So trouts are pretty cool fish. I know technically most people refer to the plural of trout as simply that, trout. But, I prefer trouts. It just feels better to say off your breath. I kind of feel bad after I caught so many trouts in the last four days or so. It is a really bizarre feeling to smash their heads against rocks or with the end of a utility knife so that they won't squirm and get away. I don't know why but I always feel bad killing fish, especially trouts. I love fishing, I love catching them, and unless their is a buttload of them in the water like here on my island I usually throw them back. Not lately though, I'm a trout killer. I've done slain like 7 of those suckers in the past week.
Yesterday I hiked for hours across a four wheeler trail to kill trouts. I hiked through the muddy squishy tundra to get to a trout pond upriver from my town. The most enjoyable part of the day was eating the ham and cheese sandwich, red delicious apple, reeses peanut butter cup and coca-cola lunch I packed for myself upon my arrival at the pond. Somehow the coke was still ice cold. I took my shoes and socks off and fished barefoot in the sun for 4 hours.
I lost a monster trout right away to a thrown hook, then I caught and released two baby trouts. The mosquito repellent I applied worked like a charm and I didn't get bit once. After letting the two baby trouts go I didn't catch anything for 3 hours. I had timed my walk there, it took two hours, and knew I needed to leave around 8 to safely arrive home before dark. At 7:45 a dense fog and rain clouds rolled into the valley. It got cold immediately and I still had no trouts.

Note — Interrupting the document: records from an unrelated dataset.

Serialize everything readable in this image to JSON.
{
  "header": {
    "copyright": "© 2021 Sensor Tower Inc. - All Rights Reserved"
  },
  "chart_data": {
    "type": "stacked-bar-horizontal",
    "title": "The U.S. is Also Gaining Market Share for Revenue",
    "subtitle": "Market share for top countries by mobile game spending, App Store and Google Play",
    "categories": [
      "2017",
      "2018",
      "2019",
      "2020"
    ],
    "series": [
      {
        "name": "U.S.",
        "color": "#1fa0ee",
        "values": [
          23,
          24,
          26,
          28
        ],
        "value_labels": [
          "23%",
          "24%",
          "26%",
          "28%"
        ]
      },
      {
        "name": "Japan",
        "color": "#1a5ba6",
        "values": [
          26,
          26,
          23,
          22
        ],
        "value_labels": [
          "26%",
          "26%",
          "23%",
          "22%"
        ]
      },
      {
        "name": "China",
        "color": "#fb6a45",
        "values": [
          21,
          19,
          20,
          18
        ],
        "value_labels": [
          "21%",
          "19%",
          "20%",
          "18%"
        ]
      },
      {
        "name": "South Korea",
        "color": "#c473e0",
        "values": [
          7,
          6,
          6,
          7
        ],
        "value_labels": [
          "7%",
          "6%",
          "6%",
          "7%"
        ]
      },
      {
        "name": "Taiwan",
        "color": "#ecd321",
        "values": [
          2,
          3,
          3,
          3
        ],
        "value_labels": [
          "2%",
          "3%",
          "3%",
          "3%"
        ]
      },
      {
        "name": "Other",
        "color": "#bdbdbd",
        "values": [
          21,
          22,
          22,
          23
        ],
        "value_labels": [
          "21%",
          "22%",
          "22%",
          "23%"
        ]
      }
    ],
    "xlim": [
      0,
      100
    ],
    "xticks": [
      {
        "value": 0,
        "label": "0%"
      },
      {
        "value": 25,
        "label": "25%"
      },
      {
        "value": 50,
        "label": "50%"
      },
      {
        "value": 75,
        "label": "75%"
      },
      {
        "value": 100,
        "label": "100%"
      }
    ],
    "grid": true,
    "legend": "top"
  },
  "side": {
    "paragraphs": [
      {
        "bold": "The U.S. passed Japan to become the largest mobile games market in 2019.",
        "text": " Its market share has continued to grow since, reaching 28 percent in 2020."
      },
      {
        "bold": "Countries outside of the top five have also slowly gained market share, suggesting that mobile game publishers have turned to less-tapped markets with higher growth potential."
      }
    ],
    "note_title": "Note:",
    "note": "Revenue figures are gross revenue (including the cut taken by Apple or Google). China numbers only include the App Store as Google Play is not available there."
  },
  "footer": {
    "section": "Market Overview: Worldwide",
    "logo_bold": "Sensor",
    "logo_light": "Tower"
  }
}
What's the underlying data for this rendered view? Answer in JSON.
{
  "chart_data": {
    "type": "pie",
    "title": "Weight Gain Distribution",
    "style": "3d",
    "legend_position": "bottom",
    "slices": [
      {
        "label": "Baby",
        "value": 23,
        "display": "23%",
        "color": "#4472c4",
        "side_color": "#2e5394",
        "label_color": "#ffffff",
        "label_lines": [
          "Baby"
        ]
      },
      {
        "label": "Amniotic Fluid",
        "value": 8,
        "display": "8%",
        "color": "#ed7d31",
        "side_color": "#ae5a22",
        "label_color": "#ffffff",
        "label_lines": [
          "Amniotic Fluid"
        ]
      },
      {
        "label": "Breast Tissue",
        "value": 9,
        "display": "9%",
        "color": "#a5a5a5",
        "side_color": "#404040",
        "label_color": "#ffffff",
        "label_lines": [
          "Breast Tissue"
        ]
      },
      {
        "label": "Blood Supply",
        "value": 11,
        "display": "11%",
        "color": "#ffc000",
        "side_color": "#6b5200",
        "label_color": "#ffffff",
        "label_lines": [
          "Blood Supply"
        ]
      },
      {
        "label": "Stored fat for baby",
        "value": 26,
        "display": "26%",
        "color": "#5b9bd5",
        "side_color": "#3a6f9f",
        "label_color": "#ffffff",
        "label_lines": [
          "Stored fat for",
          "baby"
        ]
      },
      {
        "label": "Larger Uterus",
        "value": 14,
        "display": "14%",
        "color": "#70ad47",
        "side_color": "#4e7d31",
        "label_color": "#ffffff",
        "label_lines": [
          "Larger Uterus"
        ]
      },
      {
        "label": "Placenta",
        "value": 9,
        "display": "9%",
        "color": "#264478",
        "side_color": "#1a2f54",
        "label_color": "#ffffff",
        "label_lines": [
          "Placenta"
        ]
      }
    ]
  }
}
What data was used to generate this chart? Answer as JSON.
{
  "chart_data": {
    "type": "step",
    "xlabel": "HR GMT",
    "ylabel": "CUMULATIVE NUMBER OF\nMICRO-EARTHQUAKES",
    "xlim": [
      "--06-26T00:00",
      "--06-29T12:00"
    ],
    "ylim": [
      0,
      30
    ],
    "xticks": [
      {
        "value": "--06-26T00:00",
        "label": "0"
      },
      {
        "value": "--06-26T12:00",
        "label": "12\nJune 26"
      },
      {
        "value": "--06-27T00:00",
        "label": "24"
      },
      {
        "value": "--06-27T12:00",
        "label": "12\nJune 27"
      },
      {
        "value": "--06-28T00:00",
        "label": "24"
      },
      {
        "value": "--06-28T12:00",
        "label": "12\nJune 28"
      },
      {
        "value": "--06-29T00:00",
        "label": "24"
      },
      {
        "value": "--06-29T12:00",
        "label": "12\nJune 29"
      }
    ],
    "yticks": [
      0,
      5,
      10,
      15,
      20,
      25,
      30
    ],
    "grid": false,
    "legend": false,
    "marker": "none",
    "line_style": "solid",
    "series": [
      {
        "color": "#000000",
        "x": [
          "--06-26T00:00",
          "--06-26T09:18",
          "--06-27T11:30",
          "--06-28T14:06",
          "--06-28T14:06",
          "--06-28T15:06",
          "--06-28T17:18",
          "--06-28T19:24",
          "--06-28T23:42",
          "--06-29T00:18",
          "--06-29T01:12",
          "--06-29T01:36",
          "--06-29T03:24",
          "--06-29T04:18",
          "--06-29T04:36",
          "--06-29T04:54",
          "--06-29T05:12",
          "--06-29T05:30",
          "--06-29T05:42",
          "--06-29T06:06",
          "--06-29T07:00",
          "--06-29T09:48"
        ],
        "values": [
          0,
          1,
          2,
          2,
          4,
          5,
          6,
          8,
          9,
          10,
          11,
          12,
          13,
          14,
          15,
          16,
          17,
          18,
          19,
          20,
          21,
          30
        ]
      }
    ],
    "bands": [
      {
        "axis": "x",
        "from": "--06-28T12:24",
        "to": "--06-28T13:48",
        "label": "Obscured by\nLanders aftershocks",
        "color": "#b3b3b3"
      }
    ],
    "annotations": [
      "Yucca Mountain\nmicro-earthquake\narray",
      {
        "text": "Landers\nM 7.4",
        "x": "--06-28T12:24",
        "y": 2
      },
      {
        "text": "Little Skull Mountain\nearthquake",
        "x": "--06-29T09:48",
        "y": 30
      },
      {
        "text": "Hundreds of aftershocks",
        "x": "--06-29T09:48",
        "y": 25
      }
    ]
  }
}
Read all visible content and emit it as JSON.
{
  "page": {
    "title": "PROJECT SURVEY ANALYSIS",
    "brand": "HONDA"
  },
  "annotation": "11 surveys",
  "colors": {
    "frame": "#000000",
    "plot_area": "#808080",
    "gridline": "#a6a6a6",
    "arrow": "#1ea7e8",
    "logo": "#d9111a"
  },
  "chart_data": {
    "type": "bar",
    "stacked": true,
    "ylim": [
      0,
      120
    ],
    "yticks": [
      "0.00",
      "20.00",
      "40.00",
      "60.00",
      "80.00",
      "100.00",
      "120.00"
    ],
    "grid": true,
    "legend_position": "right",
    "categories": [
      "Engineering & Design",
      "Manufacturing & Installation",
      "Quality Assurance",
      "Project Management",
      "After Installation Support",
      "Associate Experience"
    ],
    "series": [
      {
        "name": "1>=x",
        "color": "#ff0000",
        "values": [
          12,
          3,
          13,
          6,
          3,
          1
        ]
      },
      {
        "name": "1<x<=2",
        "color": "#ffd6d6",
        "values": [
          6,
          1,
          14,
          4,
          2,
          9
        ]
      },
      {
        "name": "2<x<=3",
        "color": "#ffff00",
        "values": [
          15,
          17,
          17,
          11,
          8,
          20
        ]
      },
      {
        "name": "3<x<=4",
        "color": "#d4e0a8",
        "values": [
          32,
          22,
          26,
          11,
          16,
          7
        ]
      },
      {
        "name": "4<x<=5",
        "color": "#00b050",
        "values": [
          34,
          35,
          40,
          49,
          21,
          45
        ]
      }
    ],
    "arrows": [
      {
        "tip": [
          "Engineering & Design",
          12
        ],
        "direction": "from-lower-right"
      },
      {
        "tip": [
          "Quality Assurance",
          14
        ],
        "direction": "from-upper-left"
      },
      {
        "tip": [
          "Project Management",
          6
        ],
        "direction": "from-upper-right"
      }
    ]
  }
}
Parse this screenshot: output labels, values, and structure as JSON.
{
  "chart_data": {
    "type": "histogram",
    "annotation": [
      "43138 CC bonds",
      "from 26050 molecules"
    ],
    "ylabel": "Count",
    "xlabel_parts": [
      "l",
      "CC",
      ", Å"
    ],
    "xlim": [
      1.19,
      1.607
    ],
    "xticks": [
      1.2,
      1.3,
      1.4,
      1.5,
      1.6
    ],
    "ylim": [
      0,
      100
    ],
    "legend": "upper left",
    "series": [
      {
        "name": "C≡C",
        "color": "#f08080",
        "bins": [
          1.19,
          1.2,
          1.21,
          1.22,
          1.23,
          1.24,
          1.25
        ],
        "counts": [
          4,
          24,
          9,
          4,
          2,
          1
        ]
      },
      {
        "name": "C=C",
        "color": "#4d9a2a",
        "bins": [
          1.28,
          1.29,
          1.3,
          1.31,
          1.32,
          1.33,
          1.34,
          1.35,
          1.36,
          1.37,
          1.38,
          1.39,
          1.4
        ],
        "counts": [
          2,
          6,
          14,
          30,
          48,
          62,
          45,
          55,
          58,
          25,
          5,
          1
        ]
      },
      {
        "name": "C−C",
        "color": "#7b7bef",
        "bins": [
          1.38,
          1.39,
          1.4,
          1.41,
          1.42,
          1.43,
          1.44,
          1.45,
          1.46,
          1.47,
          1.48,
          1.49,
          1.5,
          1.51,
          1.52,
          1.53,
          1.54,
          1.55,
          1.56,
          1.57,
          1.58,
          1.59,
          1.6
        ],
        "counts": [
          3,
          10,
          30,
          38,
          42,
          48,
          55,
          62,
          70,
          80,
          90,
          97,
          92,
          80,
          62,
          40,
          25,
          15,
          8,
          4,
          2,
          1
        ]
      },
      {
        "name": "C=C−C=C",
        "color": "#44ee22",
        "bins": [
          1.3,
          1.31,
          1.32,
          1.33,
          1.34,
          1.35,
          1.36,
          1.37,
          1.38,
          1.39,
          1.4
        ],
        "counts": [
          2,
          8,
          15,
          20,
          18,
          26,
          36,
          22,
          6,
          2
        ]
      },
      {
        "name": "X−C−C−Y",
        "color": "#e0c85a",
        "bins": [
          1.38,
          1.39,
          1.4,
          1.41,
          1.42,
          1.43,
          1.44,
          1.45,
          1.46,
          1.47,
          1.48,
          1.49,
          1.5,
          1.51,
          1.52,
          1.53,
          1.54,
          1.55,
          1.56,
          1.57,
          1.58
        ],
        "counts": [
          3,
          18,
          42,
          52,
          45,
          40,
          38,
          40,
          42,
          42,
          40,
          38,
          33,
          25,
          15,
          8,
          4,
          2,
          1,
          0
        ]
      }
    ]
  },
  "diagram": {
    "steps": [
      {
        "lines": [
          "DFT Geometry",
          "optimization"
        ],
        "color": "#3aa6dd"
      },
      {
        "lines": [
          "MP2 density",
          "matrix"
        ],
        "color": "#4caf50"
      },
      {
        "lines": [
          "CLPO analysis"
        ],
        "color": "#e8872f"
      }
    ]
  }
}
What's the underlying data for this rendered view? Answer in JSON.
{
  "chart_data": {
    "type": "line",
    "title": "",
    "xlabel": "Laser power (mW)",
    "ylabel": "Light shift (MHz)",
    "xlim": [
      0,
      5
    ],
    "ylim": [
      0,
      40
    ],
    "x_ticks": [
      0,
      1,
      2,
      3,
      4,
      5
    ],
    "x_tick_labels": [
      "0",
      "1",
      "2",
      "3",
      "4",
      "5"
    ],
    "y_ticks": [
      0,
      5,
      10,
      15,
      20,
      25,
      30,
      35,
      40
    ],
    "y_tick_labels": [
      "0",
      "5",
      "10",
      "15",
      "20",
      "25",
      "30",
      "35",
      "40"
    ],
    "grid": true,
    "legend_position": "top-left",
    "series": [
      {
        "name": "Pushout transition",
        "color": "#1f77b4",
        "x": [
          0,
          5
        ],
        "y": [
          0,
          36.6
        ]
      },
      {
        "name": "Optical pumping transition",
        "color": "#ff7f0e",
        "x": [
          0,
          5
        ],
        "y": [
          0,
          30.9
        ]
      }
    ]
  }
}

I was getting pissed off not only because the witty trouts were avoiding my attempts, but also because every other cast would return a three pronged hook full of river grass and algae. The weather was about to get bad. I had hiked my butt off and caught no trouts and I needed to go home. I contemplated walking home in the dark so I could stay trout fishing longer. I started to see some trouts jump at the top of the pond. I went to the top and flicked a couple of casts into the hole. Nothing.
I said, "Skrew it, I'm outta here after this cast." Just like a charm I pulled out a big ol' trout. It fought good and I waited all day for that little bugger. I was happy I caught at least one. Then I got greedy and cast again after I splattered blood all over my cheek when I wacked the trout to death with a stick. Two more identical casts and I had landed an even bigger trout. I knocked it out with a shoe and then chopped both the trouts heads off. I gutted em' put them in a plastic grocery bag, put my dried socks and shoes on and walked home.
I was happy. Until, my butt started aching from all the tundra walking. Luckily a cool guy named Jim in a beat up old toyota truck gave me a ride from the dump into town cutting my return walk by at least a half an hour. I got home and cleaned the trouts. I fried em' up in pancake batter and ate em. As I picked the bones out of my teeth I thought "Trouts always get the last laugh, freakin' bones are so damn annoying."